Book Review

The Other Bennet Sister by Janice Hadlow

Publisher: Henry Holt & Company, 31 March 2020
Genre: Fiction
Pages: 463
Format: Paperback
My Rating: 4.5/5 stars

Pre-order the book locally.

Summary

For fans of Jane Austen’s Pride and Prejudice, Janice Hadlow has imagined the story from the perspective of “the other Bennet sister,” Mary, who was always perceived as less physically attractive than her sisters and thus shunted into the background.

Now, Mary gets the spotlight and, finally, a fully fleshed-out character. Key scenes from Austen’s novel are told from Mary’s perspective and then her story continues in describing her life after her sisters’ marriages.

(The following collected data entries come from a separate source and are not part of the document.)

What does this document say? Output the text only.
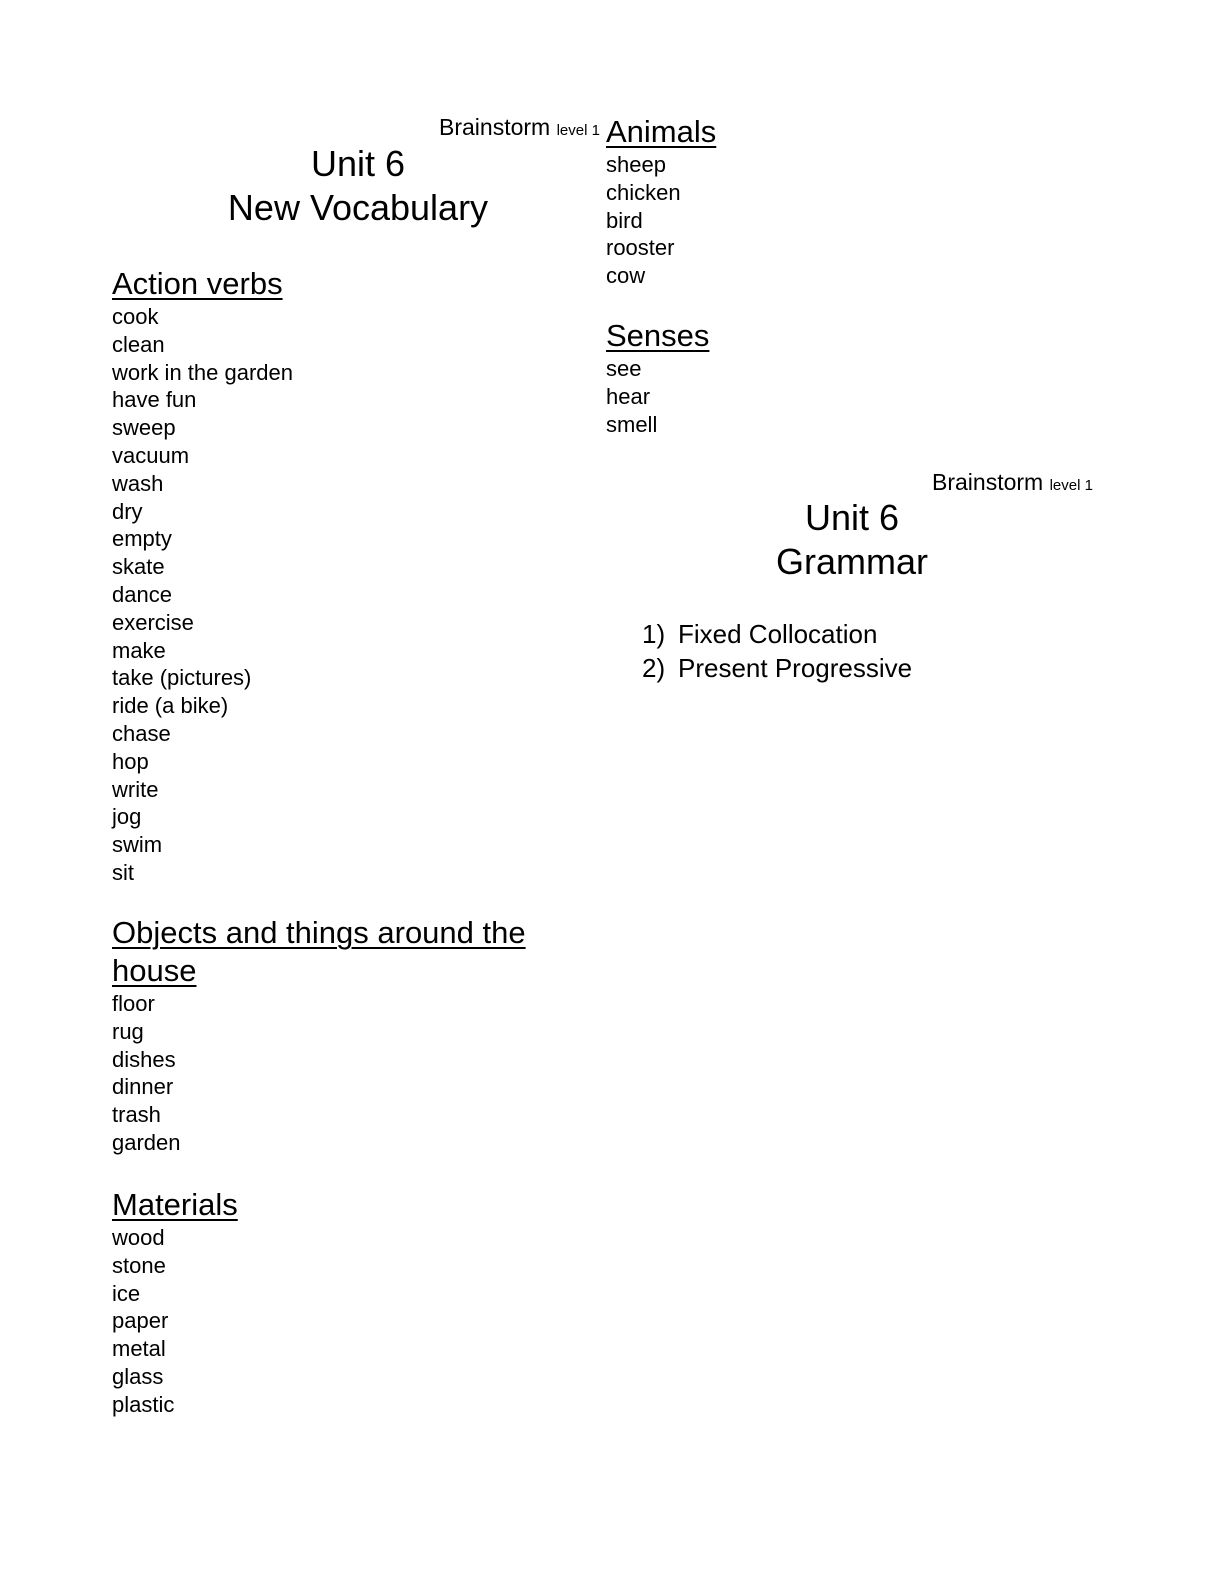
Brainstorm level 1
Unit 6
New Vocabulary
Action verbs
cook
clean
work in the garden
have fun
sweep
vacuum
wash
dry
empty
skate
dance
exercise
make
take (pictures)
ride (a bike)
chase
hop
write
jog
swim
sit
Objects and things around the
house
floor
rug
dishes
dinner
trash
garden
Materials
wood
stone
ice
paper
metal
glass
plastic
Animals
sheep
chicken
bird
rooster
cow
Senses
see
hear
smell
Brainstorm level 1
Unit 6
Grammar
1) Fixed Collocation
2) Present Progressive
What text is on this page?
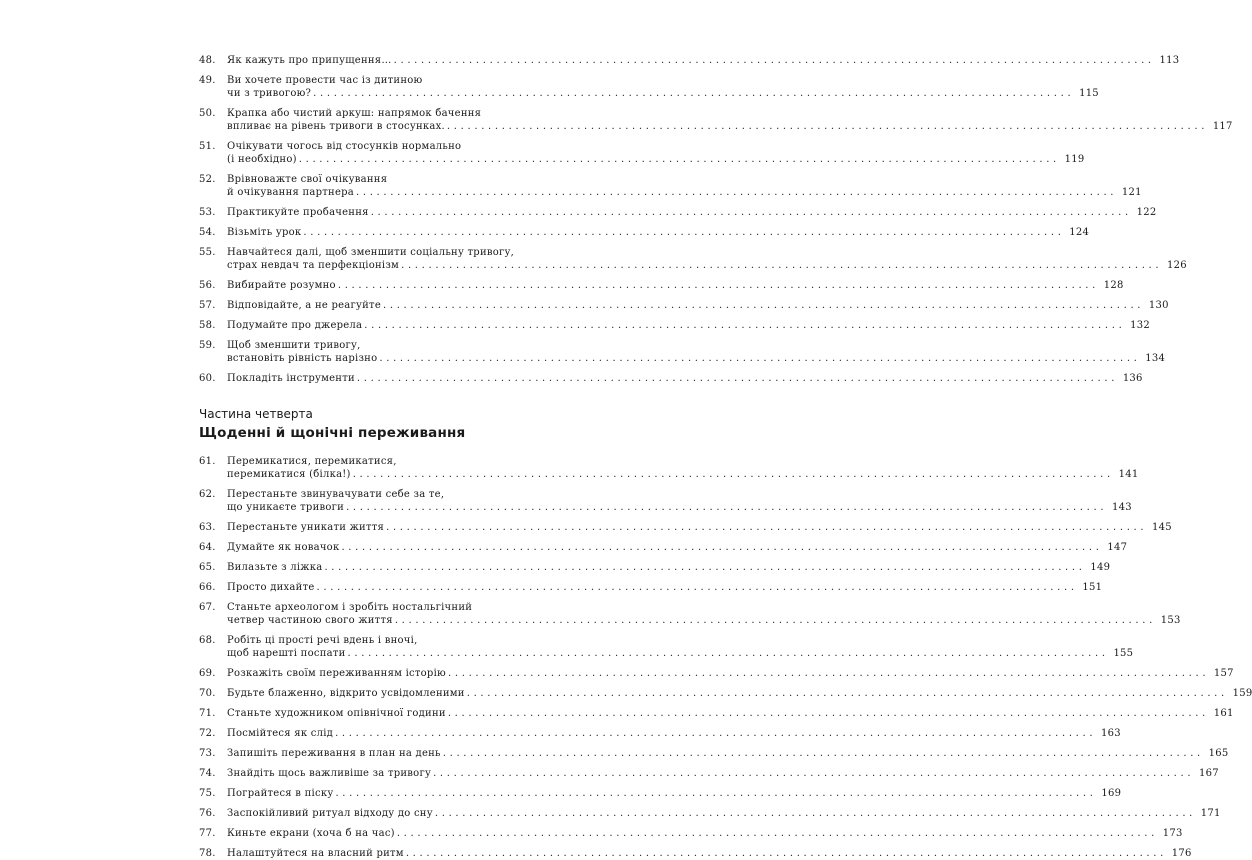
48.	Як кажуть про припущення… . . .	113
49.	Ви хочете провести час із дитиною
чи з тривогою? . . .	115
50.	Крапка або чистий аркуш: напрямок бачення
впливає на рівень тривоги в стосунках. . . .	117
51.	Очікувати чогось від стосунків нормально
(і необхідно) . . .	119
52.	Врівноважте свої очікування
й очікування партнера . . .	121
53.	Практикуйте пробачення . . .	122
54.	Візьміть урок . . .	124
55.	Навчайтеся далі, щоб зменшити соціальну тривогу,
страх невдач та перфекціонізм . . .	126
56.	Вибирайте розумно . . .	128
57.	Відповідайте, а не реагуйте . . .	130
58.	Подумайте про джерела . . .	132
59.	Щоб зменшити тривогу,
встановіть рівність нарізно . . .	134
60.	Покладіть інструменти . . .	136
Частина четверта
Щоденні й щонічні переживання
61.	Перемикатися, перемикатися,
перемикатися (білка!) . . .	141
62.	Перестаньте звинувачувати себе за те,
що уникаєте тривоги . . .	143
63.	Перестаньте уникати життя . . .	145
64.	Думайте як новачок . . .	147
65.	Вилазьте з ліжка . . .	149
66.	Просто дихайте . . .	151
67.	Станьте археологом і зробіть ностальгічний
четвер частиною свого життя . . .	153
68.	Робіть ці прості речі вдень і вночі,
щоб нарешті поспати . . .	155
69.	Розкажіть своїм переживанням історію . . .	157
70.	Будьте блаженно, відкрито усвідомленими . . .	159
71.	Станьте художником опівнічної години . . .	161
72.	Посмійтеся як слід . . .	163
73.	Запишіть переживання в план на день . . .	165
74.	Знайдіть щось важливіше за тривогу . . .	167
75.	Пограйтеся в піску . . .	169
76.	Заспокійливий ритуал відходу до сну . . .	171
77.	Киньте екрани (хоча б на час) . . .	173
78.	Налаштуйтеся на власний ритм . . .	176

Mary struggles with finding her place in the world, especially in a sense of home. She tries living with Jane and Charles Bingley, then with Elizabeth and Fitzwilliam Darcy, and then an extended visit to Charlotte Lucas and William Collins, but in each place she lacks purpose and belonging, and she cannot rid her mind of the stinging retorts of Caroline Bingley. It is not until she goes with her aunt and uncle Gardiner in town that she begins to discover who she really is and what she really wants for her life.

Thoughts

As an unashamed Janeite, I was thrilled to read more imaginings in the world of Pride and Prejudice, and The Other Bennet Sister did not disappoint. I loved being able to dive back into 95 (yes, 95!) more chapters of life following the Bennets. Hadlow’s portrayals of the scenes from Austen’s original novel read faithfully, as were her representations of the characters. In particular, she captured Charlotte Lucas Collins’s characterization and choices strikingly well.

Without giving away Mary’s ending, I will say that even the predictability of the conclusion was satisfying. The echoes for Mary’s experiences from what Elizabeth suffered during the latter part of Austen’s original were tastefully included.

Overall, watching Mary’s progression from a little girl in her sister’s shadows to a confident woman capable of securing her own happiness was even more delightful than the pleasure of seeing beloved Pride and Prejudice characters in new scenes. For that reason, I could recommend this book to readers looking for a taste of Austen’s characters and themes even if they haven’t read Pride and Prejudice (although knowing that story first would definitely make this read a much richer experience). And for other Janeites, this is a first-rate addition to your Austen bookshelf!


Thanks to the Changing Hands Bookstore for providing an ARC in
exchange for this honest and unbiased review.